Gakkum Kehutanan Tindak 5 Titik Pembuangan Sampah Ilegal di Karawang

Direktorat Jenderal Penegakan Hukum (Ditjen Gakkum) Kementerian Kehutanan

bogortraffic.com, KERAWANG— Direktorat Jenderal Penegakan Hukum (Ditjen Gakkum) Kementerian Kehutanan kembali menunjukkan komitmen kuatnya dalam melindungi kawasan hutan Indonesia.

Melalui operasi lapangan di wilayah Telukjambe, Kabupaten Karawang, Jawa Barat, Ditjen Gakkum melakukan penertiban terhadap dugaan penyalahgunaan kawasan hutan untuk aktivitas penimbunan sampah ilegal di dalam area Izin Pemanfaatan Hutan Perhutanan Sosial (IPHPS) milik Perkumpulan Kelompok Tani Hutan Mandiri Telukjambe Bersatu (PKTHMTB).

Bacaan Lainnya

Operasi ini mencakup empat kecamatan, yakni Ciampel, Pangkalan, Telukjambe Barat, dan Telukjambe Timur.

Tim Ditjen Gakkum melakukan verifikasi lapangan serta tindakan non-yustisi dengan memasang plang larangan pada titik-titik yang diduga kuat menjadi lokasi pembuangan sampah ilegal.

“Hasil pemeriksaan menunjukkan adanya lima titik lokasi penimbunan sampah dalam kawasan IPHPS, dengan luas masing-masing lokasi mencapai 500 hingga 1000 meter persegi.

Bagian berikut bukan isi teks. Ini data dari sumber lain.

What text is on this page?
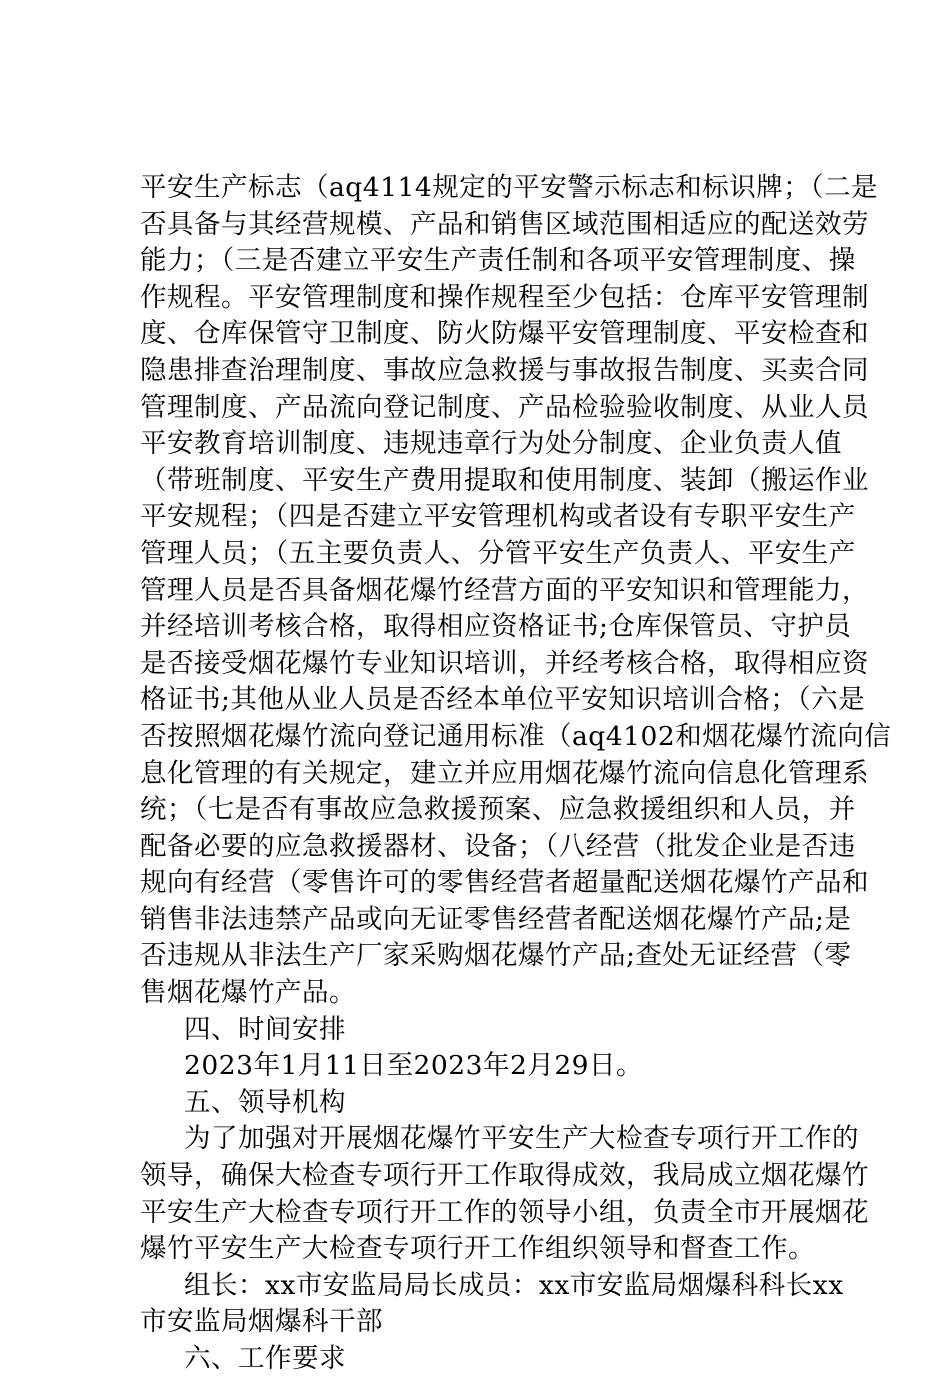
平安生产标志（aq4114规定的平安警示标志和标识牌；（二是
否具备与其经营规模、产品和销售区域范围相适应的配送效劳
能力；（三是否建立平安生产责任制和各项平安管理制度、操
作规程。平安管理制度和操作规程至少包括：仓库平安管理制
度、仓库保管守卫制度、防火防爆平安管理制度、平安检查和
隐患排查治理制度、事故应急救援与事故报告制度、买卖合同
管理制度、产品流向登记制度、产品检验验收制度、从业人员
平安教育培训制度、违规违章行为处分制度、企业负责人值
（带班制度、平安生产费用提取和使用制度、装卸（搬运作业
平安规程；（四是否建立平安管理机构或者设有专职平安生产
管理人员；（五主要负责人、分管平安生产负责人、平安生产
管理人员是否具备烟花爆竹经营方面的平安知识和管理能力，
并经培训考核合格，取得相应资格证书;仓库保管员、守护员
是否接受烟花爆竹专业知识培训，并经考核合格，取得相应资
格证书;其他从业人员是否经本单位平安知识培训合格；（六是
否按照烟花爆竹流向登记通用标准（aq4102和烟花爆竹流向信
息化管理的有关规定，建立并应用烟花爆竹流向信息化管理系
统；（七是否有事故应急救援预案、应急救援组织和人员，并
配备必要的应急救援器材、设备；（八经营（批发企业是否违
规向有经营（零售许可的零售经营者超量配送烟花爆竹产品和
销售非法违禁产品或向无证零售经营者配送烟花爆竹产品;是
否违规从非法生产厂家采购烟花爆竹产品;查处无证经营（零
售烟花爆竹产品。
四、时间安排
2023年1月11日至2023年2月29日。
五、领导机构
为了加强对开展烟花爆竹平安生产大检查专项行开工作的
领导，确保大检查专项行开工作取得成效，我局成立烟花爆竹
平安生产大检查专项行开工作的领导小组，负责全市开展烟花
爆竹平安生产大检查专项行开工作组织领导和督查工作。
组长：xx市安监局局长成员：xx市安监局烟爆科科长xx
市安监局烟爆科干部
六、工作要求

Jenis sampah yang ditemukan mayoritas berupa sampah rumah tangga, kayu bekas, tumpukan semen, hingga pecahan kaca,” ungkap Yazid Nurhuda, Direktur Pencegahan dan Penanganan Pengaduan Kehutanan.

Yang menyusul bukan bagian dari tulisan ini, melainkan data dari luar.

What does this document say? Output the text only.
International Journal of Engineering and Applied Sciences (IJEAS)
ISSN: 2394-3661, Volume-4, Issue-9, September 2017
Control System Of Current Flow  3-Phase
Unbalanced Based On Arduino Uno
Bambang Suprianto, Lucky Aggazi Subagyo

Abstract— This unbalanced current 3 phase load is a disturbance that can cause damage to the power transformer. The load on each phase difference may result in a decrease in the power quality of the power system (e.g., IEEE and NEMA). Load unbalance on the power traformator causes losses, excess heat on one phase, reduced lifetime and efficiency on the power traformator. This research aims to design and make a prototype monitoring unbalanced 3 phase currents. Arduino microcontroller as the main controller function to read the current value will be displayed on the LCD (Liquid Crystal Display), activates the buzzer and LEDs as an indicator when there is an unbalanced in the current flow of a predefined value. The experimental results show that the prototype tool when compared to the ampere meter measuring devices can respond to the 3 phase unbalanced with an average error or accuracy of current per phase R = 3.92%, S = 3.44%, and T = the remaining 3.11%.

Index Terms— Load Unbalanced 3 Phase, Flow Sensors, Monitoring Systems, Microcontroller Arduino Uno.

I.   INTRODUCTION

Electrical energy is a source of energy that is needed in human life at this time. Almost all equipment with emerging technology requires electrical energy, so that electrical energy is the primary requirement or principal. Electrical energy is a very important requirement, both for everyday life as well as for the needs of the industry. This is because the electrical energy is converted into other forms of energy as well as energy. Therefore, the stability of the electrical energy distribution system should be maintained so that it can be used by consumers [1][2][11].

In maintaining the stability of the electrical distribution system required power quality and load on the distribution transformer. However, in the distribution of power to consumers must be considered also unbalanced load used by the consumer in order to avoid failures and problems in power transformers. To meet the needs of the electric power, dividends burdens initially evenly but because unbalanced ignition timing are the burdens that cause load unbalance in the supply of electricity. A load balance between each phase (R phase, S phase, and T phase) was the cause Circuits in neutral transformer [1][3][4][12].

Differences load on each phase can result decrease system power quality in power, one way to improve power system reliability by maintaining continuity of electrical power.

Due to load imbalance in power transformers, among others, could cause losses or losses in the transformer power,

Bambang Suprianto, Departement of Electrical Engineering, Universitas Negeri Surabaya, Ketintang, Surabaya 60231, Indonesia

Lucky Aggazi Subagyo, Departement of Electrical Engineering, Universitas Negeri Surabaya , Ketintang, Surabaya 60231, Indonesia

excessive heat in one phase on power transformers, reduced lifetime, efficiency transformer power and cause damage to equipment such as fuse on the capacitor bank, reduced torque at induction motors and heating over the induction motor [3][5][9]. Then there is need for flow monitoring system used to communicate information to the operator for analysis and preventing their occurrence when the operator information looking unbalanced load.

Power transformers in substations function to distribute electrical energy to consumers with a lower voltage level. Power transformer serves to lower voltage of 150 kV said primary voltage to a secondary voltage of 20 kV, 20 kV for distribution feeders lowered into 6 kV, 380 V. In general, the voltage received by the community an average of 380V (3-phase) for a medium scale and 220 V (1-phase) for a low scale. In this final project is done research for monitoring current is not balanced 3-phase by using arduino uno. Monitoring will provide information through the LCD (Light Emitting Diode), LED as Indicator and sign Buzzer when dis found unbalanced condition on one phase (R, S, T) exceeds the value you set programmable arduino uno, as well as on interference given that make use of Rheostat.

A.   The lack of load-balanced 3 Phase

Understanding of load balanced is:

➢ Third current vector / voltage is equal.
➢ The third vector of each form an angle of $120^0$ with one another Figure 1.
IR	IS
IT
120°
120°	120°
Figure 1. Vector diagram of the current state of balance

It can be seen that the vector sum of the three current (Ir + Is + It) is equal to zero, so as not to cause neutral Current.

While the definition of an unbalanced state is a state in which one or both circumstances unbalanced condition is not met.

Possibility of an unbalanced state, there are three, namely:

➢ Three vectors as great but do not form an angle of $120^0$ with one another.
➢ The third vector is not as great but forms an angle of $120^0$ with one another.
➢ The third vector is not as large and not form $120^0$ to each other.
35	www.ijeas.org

Yazid menyebutkan bahwa kegiatan ini merupakan respons cepat atas laporan dari Ketua PKTHMTB terkait dugaan penyimpangan dalam pemanfaatan izin perhutanan sosial.

Ia juga mengapresiasi kepedulian masyarakat dalam menjaga hutan dan melaporkan pelanggaran yang terjadi.

Sebagai tindak lanjut, Ditjen Gakkum akan melakukan pendalaman terhadap pihak-pihak yang terlibat. Jika ditemukan unsur tindak pidana berdasarkan Pasal 78 ayat (3) jo. Pasal 50 ayat (2) huruf a UU No. 41 Tahun 1999 tentang Kehutanan (sebagaimana diubah oleh UU Cipta Kerja), maka pelanggar dapat dikenai ancaman pidana penjara hingga 10 tahun dan denda maksimal Rp7,5 miliar.

Direktur Jenderal Gakkum Kemenhut, Januanto, menegaskan bahwa penertiban ini adalah bentuk keseriusan Kementerian dalam menegakkan hukum dan menjaga kelestarian hutan.

“Pemanfaatan izin kehutanan yang tidak sesuai peraturan adalah pelanggaran serius. Operasi ini sudah kami lakukan lima kali dan akan terus kami lanjutkan. Ini adalah bagian dari komitmen kami dalam menjaga keberlanjutan lingkungan dan sumber daya alam,” tegas Januanto.

Ia juga mengimbau para pemegang izin perhutanan sosial untuk bertanggung jawab menjaga kawasan hutan agar tetap lestari dan memberikan manfaat jangka panjang bagi masyarakat.